Prepate a following yaml file to describe the workflow:

apiVersion: argoproj.io/v1alpha1

kind: WorkflowTemplate

metadata:

  name: data-pipeline # executable id, must be unique across all your workflows (YAML files)

  annotations:

    scenarios.ai.sap.com/description: "Learning how to ingest data to workflows"

    scenarios.ai.sap.com/name: "House Price (Tutorial)" # Scenario name should be the use case

    executables.ai.sap.com/description: "Train with live data"

    executables.ai.sap.com/name: "training" # Executable name should describe the workflow in the use case

    artifacts.ai.sap.com/housedataset.kind: "dataset" # Helps in suggesting the kind of inputs that can be attached.

    artifacts.ai.sap.com/housemodel.kind: "model" # Helps in suggesting the kind of artifact that can be generated.

  labels:

    scenarios.ai.sap.com/id: "learning-datalines"

    ai.sap.com/version: "1.0"

spec:

#  imagePullSecrets:

#    - name: credstutorialrepo # your docker registry secret

  entrypoint: mypipeline

  templates:

    - name: mypipeline

      steps:

        - - name: mypredictor

            template: mycodeblock1

    - name: mycodeblock1

      inputs:

        artifacts:  # placeholder for cloud storage attachements

          - name: housedataset # a name for the placeholder

            path: /training_data/train.csv # where to copy in the Dataset in the Docker image

      outputs:

        artifacts:

          - name: housepricemodel # local identifier name to the workflow

            globalName: housemodel # name of the artifact generated, and folder name when placed in S3, complete directory will be `../<executaion_id>/housemodel`. Also used above in annotation

            path: /output_artifacts/ # from which folder in docker image (after running workflow step) copy contents to cloud storage

      container:

        image: docker.io/ericwudocker01/house-price:03 # Your docker image name

        imagePullPolicy: Always

        command: ["/bin/sh", "-c"]

        env:

          - name: DT_MAX_DEPTH # name of the environment variable inside Docker container

            value: "3" # will make it as variable later

        args:

          - >

            set -e;

            echo "---Start Training---";

            python /src/main.py;

            echo "---End Training---";

Notes:

The path under inputs.artifacts must be end with a particular file, details can be found in Q&A.

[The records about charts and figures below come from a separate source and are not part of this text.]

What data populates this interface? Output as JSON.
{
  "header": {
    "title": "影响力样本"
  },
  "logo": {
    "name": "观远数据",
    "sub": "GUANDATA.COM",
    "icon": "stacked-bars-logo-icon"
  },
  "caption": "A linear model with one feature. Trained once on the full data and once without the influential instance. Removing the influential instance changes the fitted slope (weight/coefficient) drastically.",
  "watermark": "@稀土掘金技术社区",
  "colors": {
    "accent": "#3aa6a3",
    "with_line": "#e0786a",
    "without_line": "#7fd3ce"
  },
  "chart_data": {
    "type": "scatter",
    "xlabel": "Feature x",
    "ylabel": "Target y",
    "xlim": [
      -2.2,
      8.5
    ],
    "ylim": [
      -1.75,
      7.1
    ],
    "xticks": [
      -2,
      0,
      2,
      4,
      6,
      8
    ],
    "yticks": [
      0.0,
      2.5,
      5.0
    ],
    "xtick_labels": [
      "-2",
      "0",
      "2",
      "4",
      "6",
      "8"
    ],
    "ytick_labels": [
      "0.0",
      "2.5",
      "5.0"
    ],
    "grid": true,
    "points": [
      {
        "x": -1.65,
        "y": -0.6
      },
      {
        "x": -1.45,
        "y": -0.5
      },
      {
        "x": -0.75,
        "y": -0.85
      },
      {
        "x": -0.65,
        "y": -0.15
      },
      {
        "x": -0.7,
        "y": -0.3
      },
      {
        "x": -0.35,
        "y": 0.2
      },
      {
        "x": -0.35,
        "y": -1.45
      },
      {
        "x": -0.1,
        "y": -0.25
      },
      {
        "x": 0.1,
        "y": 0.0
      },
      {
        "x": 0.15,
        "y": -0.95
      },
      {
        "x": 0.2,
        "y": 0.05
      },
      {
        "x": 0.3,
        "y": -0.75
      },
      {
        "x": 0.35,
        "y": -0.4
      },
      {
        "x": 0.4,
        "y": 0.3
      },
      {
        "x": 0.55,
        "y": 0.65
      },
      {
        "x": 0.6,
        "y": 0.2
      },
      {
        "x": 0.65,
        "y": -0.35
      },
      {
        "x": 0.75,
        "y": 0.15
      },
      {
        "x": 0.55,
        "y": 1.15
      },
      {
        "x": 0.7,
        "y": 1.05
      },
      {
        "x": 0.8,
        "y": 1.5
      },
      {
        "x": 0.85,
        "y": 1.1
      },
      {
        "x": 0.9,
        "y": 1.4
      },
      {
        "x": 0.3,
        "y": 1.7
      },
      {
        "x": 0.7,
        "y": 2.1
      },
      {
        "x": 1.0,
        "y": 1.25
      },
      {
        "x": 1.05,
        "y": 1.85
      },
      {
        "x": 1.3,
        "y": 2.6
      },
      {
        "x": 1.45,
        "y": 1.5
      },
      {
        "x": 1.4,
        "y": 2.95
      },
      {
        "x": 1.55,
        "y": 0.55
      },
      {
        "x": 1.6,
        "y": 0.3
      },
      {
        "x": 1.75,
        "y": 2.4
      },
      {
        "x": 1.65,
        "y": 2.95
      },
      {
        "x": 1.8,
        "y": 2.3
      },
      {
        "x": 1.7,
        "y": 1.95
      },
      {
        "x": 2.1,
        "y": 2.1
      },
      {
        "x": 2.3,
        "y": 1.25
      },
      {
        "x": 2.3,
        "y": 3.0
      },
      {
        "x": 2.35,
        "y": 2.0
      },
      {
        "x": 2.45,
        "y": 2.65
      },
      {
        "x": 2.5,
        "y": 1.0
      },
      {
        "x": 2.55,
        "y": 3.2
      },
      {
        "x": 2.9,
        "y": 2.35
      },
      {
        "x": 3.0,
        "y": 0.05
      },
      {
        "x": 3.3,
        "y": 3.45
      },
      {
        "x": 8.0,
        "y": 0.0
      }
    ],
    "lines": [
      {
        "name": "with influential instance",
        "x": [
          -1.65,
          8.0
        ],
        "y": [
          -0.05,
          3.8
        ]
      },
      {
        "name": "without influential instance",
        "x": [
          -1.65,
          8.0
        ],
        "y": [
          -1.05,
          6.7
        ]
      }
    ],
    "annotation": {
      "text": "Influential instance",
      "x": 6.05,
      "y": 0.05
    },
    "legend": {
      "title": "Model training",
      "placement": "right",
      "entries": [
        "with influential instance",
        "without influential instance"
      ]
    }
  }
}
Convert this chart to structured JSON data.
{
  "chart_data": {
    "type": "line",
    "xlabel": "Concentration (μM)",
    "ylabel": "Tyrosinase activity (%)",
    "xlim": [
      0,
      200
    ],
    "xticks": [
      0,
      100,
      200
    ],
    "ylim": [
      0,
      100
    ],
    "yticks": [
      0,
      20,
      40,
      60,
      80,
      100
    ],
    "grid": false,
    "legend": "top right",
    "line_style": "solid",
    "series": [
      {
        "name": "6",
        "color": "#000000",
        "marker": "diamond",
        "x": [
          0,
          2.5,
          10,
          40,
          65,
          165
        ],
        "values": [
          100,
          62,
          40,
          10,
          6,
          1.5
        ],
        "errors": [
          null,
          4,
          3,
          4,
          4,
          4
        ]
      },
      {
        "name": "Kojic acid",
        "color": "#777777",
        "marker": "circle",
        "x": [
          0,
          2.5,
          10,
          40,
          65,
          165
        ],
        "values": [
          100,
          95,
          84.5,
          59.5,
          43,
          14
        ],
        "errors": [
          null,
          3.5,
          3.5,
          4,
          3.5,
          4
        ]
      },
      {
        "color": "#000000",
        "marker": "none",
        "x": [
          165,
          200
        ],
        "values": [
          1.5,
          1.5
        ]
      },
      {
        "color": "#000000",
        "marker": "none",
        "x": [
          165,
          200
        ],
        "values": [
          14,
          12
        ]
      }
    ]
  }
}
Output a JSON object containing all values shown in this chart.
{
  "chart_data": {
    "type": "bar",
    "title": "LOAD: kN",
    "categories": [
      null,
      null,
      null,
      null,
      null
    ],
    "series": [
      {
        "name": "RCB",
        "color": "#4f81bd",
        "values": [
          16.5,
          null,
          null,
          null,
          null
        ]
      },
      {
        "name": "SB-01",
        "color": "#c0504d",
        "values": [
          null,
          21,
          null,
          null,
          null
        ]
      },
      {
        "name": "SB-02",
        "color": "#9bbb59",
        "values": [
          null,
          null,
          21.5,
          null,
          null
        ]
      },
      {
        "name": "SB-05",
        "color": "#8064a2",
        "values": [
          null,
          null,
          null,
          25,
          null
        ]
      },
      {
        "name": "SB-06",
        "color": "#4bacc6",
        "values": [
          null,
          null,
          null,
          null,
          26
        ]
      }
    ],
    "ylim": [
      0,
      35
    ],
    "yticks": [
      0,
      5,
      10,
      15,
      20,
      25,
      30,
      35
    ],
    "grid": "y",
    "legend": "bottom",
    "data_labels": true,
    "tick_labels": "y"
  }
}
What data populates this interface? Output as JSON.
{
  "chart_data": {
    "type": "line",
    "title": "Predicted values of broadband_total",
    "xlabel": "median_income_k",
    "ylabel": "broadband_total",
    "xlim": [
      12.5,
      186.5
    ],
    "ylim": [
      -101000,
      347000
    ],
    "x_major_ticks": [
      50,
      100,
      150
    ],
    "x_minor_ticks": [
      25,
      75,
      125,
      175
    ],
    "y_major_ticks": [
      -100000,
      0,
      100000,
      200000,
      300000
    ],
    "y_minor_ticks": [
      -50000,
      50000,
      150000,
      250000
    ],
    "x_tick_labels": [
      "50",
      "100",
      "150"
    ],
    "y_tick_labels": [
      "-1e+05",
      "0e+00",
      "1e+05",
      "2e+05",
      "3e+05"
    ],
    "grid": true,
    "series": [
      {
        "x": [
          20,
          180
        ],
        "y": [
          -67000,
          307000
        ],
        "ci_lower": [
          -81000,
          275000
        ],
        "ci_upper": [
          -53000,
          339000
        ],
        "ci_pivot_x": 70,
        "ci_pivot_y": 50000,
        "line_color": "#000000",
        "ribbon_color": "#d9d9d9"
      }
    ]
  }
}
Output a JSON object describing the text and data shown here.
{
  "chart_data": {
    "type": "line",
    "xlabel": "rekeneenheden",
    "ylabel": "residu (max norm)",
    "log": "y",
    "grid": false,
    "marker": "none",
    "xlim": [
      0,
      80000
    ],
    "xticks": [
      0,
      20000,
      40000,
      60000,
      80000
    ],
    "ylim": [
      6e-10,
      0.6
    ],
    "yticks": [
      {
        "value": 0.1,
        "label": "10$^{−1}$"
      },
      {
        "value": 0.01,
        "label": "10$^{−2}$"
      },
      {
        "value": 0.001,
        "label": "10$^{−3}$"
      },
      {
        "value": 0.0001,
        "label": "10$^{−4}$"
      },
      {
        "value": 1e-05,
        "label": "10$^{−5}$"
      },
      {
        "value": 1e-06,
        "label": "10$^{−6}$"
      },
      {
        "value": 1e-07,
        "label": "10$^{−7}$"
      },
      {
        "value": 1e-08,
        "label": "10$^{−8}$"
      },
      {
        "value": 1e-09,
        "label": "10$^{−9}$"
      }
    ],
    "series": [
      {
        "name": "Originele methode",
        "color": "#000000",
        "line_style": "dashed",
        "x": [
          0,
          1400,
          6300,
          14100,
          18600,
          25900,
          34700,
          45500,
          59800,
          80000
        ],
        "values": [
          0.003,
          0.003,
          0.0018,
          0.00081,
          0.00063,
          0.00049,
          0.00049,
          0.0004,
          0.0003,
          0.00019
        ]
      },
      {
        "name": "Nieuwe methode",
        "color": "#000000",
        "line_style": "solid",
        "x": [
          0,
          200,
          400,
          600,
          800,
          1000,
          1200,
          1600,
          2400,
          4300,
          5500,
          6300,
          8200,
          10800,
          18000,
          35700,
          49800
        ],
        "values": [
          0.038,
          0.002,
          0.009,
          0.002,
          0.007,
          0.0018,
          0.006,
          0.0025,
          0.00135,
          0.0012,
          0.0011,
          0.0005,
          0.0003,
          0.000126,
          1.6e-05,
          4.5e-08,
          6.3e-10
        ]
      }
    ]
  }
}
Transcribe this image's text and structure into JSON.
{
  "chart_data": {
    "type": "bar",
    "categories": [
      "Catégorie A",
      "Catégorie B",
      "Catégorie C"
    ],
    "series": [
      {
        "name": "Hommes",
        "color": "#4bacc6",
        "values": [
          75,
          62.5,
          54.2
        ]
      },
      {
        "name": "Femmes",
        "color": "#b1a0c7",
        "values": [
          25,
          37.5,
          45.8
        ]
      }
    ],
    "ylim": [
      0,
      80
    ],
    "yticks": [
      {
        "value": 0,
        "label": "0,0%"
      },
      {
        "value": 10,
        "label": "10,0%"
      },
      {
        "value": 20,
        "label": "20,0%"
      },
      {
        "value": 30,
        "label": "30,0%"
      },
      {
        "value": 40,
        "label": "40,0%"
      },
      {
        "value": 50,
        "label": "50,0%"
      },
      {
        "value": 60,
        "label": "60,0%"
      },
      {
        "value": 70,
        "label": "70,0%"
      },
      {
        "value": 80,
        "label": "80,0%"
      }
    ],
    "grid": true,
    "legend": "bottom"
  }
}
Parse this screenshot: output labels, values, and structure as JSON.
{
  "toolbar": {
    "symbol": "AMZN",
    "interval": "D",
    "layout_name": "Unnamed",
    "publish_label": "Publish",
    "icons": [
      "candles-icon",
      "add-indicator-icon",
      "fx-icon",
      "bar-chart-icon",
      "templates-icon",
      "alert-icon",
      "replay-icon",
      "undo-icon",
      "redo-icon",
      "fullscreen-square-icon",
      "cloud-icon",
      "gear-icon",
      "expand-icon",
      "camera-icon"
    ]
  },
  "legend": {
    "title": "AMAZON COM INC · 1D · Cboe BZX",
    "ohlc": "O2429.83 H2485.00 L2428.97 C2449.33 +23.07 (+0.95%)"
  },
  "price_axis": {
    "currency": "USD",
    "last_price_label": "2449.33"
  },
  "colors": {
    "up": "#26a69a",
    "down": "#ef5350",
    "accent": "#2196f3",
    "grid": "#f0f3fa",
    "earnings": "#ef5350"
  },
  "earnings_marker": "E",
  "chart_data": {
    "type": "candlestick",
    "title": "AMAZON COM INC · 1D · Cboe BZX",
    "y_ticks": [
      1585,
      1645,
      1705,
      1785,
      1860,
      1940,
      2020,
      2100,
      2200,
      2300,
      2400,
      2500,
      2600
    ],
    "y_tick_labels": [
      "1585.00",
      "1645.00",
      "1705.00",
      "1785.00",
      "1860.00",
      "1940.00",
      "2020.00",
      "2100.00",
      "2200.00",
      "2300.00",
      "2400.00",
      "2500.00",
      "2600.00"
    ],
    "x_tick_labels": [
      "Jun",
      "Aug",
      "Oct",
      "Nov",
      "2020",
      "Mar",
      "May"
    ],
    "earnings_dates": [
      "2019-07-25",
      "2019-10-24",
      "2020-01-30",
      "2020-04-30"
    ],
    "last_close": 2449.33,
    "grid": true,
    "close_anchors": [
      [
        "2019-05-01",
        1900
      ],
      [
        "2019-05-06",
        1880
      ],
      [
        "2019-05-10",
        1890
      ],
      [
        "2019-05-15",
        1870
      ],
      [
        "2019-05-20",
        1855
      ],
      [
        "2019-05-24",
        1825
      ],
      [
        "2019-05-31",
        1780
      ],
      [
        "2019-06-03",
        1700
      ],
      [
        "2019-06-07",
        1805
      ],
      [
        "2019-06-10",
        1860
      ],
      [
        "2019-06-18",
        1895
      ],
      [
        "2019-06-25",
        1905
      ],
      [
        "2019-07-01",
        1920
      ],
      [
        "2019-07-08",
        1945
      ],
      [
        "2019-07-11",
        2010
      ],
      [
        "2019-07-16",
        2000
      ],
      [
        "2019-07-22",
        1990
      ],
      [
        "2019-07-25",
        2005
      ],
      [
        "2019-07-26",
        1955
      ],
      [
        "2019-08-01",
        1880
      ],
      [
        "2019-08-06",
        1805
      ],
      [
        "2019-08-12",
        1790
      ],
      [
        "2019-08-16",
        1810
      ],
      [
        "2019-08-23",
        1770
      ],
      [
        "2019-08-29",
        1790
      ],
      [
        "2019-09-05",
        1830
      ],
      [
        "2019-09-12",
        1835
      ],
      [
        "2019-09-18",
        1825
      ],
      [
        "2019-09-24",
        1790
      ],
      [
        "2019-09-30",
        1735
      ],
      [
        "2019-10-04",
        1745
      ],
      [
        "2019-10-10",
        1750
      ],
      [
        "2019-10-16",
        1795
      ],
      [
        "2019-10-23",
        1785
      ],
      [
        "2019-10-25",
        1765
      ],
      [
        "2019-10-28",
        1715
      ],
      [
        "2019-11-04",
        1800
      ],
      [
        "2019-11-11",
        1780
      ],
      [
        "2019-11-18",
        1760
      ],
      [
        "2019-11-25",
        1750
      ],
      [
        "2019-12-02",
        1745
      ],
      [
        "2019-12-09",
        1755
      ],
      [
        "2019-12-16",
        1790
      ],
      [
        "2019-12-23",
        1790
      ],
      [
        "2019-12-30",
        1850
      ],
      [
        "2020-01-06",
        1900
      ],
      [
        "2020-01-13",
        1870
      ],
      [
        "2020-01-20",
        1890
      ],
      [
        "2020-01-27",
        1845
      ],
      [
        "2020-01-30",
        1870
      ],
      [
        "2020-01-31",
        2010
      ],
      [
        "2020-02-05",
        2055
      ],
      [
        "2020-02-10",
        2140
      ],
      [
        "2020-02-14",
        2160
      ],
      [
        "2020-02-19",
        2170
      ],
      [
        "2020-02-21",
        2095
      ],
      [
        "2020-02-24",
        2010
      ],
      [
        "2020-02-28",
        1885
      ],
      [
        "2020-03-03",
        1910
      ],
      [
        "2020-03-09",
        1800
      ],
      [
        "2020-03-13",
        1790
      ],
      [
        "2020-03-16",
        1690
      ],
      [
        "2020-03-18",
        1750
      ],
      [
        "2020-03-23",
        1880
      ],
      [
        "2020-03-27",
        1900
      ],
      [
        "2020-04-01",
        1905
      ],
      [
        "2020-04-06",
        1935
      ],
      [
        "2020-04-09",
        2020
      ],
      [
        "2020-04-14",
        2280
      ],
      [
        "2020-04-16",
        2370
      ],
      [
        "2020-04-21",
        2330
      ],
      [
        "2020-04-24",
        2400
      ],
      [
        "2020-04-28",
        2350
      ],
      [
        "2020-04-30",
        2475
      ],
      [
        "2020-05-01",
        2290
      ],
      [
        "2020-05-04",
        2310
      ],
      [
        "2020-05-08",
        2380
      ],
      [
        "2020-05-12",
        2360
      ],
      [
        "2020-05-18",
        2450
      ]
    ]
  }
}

inthe outputs.artifacts, due to hana data lake doesn't support the disabling archive, the actual output is gzip file and store into data lake, to see help document for details.

7. Configuration and Execution in AI Core

The most important thing in configuration is binding the Artifact to the placeholder of input artifact.

After created the configuration we can start a execution with it.

The execution will:

download the dataset from the data lake;

copy it to the docker container (training);

the training will generate a model and save it with artifact (located in path: <executionid>/model);

the model also will be strored into data lake.

model in the data lake:

8. Summary

We have to genrate client certificate and key for consuming hana data lake, and register the details into object store secret (default for saving model and others for input artifacte), then we can use the file in configuration to match the placeholder defined in workflow and the actual file through artifact.